Thassa Without-Bident 2UU
Legendary Enchantment Creature — God
Indestructible.
As long as your devotion to blue is less than five, Thassa isn’t a creature. (Each {U} in the mana costs of permanents you control counts toward your devotion to blue.)
You may look at the top card of your library any time.
You may cast the top card of your library if it’s an instant or a card with flash, and if it is the the first spell you cast during each opponent's turn,you may scry 2. 4/5
It's not bad by any means, but questionably wants to do too much for blue so that it detracts from the challenge of the game (no fun). Enabling blue to tap into counter spells earlier is going to impede on interactivity, and from there quickly drive games into a one-sided landslide (no fun). Additionally, you're hyper accelerating this with the additional scry clause. How would you ever balance this out in the other colors so they have a fair, fighting chance? Particularly in a way that doesn't do the aforementioned—and quickly reduce games to a one-sided landslide victory after they hit the board (no fun).
Legendary Enchantment Creature — God
Indestructible.
As long as your devotion to blue is less than five, Thassa isn’t a creature. (Each {U} in the mana costs of permanents you control counts toward your devotion to blue.)
You may look at the top card of your library any time.
You may cast the top card of your library if it’s an instant or a card with flash, and if it is the the first spell you cast during each opponent's turn,you may scry 2.
4/5
just joking around the Gods new name convention.

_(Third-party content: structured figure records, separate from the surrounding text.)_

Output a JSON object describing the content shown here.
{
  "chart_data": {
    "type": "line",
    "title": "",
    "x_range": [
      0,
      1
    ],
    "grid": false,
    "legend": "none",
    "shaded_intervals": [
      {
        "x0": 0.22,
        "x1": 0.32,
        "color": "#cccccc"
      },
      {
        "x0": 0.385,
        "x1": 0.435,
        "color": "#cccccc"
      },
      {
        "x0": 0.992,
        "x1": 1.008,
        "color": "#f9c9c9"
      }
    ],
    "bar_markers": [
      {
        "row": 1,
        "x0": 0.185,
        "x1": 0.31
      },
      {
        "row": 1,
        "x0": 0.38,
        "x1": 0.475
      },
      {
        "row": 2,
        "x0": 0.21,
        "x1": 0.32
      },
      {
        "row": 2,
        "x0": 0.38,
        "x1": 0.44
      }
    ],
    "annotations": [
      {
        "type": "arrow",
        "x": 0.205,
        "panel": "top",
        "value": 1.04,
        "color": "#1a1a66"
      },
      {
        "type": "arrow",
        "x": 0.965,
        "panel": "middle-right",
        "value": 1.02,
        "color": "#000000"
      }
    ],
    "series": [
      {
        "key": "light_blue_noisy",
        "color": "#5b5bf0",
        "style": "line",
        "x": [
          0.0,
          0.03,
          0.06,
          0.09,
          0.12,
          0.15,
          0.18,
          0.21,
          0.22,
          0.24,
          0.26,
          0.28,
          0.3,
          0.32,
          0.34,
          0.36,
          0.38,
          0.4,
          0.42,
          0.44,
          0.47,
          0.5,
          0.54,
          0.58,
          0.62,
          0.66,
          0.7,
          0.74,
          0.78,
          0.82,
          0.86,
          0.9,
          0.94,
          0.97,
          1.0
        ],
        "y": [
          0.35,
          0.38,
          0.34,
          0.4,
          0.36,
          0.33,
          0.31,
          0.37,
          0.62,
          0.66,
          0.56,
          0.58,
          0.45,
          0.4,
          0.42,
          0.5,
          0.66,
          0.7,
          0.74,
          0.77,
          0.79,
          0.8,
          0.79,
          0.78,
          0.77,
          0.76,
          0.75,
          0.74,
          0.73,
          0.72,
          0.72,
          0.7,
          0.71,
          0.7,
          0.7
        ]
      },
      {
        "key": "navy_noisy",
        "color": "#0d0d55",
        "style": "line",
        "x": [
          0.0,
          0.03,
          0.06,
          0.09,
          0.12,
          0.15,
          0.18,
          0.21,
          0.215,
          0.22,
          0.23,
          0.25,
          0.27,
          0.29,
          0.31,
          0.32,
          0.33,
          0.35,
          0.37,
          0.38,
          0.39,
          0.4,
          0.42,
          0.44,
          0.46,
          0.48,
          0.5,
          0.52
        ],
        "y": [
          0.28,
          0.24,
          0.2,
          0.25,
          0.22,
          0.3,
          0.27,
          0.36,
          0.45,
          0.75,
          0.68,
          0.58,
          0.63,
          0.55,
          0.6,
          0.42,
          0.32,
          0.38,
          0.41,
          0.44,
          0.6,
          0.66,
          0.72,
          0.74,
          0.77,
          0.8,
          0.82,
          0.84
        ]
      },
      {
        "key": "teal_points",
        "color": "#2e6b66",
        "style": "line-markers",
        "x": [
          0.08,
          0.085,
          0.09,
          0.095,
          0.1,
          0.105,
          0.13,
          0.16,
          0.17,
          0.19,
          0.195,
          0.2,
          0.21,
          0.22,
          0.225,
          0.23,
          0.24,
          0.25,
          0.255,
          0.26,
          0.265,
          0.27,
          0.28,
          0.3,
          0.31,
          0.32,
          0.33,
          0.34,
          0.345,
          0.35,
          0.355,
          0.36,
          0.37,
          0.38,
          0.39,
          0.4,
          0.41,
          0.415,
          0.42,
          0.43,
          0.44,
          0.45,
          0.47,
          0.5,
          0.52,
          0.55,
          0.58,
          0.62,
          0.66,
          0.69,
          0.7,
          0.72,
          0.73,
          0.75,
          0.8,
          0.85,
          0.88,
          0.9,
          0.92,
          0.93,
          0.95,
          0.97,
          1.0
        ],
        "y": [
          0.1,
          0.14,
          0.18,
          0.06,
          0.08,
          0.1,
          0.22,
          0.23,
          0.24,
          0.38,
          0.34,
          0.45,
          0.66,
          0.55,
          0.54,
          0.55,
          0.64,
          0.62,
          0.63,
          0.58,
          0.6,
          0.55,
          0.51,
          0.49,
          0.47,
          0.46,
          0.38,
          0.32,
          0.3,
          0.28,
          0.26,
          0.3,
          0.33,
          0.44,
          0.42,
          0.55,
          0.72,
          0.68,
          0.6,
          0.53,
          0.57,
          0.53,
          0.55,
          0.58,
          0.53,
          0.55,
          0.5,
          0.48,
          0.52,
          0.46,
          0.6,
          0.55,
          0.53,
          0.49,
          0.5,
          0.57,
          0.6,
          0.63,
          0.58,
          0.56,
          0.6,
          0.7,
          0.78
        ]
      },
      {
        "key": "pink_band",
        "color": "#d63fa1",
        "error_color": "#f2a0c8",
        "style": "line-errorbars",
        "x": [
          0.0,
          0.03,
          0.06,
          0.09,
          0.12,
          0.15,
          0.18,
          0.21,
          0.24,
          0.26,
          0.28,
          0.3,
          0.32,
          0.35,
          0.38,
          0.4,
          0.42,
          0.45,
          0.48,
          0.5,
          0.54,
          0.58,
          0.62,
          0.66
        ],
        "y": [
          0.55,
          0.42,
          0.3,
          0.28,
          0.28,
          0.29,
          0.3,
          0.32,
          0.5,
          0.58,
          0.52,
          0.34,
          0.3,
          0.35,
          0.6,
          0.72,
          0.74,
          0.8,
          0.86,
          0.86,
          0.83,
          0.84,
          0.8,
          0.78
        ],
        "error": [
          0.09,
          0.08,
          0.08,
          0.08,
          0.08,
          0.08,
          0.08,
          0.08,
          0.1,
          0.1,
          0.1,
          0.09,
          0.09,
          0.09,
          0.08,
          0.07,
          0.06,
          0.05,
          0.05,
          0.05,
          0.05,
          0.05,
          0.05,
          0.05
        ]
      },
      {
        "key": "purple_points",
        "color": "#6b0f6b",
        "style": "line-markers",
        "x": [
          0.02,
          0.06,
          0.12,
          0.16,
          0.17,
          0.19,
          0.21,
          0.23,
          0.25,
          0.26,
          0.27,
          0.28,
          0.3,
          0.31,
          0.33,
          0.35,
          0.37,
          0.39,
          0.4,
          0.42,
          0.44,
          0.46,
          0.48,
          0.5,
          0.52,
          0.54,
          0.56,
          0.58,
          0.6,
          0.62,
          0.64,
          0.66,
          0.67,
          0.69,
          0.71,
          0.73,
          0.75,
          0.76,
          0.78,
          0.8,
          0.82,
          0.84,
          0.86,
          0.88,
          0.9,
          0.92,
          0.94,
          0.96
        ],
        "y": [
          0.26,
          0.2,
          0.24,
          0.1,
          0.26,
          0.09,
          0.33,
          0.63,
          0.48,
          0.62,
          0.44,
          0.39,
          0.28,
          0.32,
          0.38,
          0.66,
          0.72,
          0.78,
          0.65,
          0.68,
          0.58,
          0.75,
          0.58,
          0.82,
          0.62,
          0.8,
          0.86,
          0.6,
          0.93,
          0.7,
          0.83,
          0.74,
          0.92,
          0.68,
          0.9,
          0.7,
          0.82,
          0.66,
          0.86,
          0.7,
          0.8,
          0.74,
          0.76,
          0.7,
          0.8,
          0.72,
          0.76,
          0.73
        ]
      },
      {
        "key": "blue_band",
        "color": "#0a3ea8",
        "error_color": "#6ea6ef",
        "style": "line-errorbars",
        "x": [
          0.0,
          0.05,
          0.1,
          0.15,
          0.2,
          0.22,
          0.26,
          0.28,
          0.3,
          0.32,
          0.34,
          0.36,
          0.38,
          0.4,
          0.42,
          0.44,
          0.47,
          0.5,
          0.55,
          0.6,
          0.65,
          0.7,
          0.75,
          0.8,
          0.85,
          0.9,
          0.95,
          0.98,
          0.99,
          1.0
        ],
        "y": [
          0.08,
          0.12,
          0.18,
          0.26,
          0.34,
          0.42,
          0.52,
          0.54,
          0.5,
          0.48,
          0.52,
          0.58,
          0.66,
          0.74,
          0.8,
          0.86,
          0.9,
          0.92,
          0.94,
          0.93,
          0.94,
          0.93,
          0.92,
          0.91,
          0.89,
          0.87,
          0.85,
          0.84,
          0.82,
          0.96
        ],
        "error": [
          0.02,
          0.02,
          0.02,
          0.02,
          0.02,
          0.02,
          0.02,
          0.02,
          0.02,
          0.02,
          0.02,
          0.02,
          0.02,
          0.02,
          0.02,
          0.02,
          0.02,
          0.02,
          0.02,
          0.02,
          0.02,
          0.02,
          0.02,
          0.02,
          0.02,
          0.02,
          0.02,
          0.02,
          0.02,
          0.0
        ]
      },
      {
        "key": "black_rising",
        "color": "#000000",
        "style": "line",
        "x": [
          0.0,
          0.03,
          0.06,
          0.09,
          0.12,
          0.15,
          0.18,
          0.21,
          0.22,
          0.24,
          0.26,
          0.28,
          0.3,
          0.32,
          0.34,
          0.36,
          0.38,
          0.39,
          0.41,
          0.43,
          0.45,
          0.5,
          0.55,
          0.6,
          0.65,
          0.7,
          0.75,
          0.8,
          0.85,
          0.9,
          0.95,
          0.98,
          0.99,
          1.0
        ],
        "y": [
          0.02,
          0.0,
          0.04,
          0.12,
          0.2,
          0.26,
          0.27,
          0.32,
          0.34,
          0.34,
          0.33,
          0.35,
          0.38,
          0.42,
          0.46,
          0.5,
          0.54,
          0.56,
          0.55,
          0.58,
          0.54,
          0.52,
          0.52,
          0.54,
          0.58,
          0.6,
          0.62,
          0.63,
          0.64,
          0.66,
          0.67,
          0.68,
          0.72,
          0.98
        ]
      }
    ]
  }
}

One thing that's especially feel-bad to me in MTG development, is the fact they've had a lot of concepts that just didn't work well by their fundamental dynamics. In turn, they have to make the card ridiculously powerful to circumvent this (which they should never have to do). That's not especially the case with the Theros God concept, but it's something you've done anyways, which makes it extra feel-bad.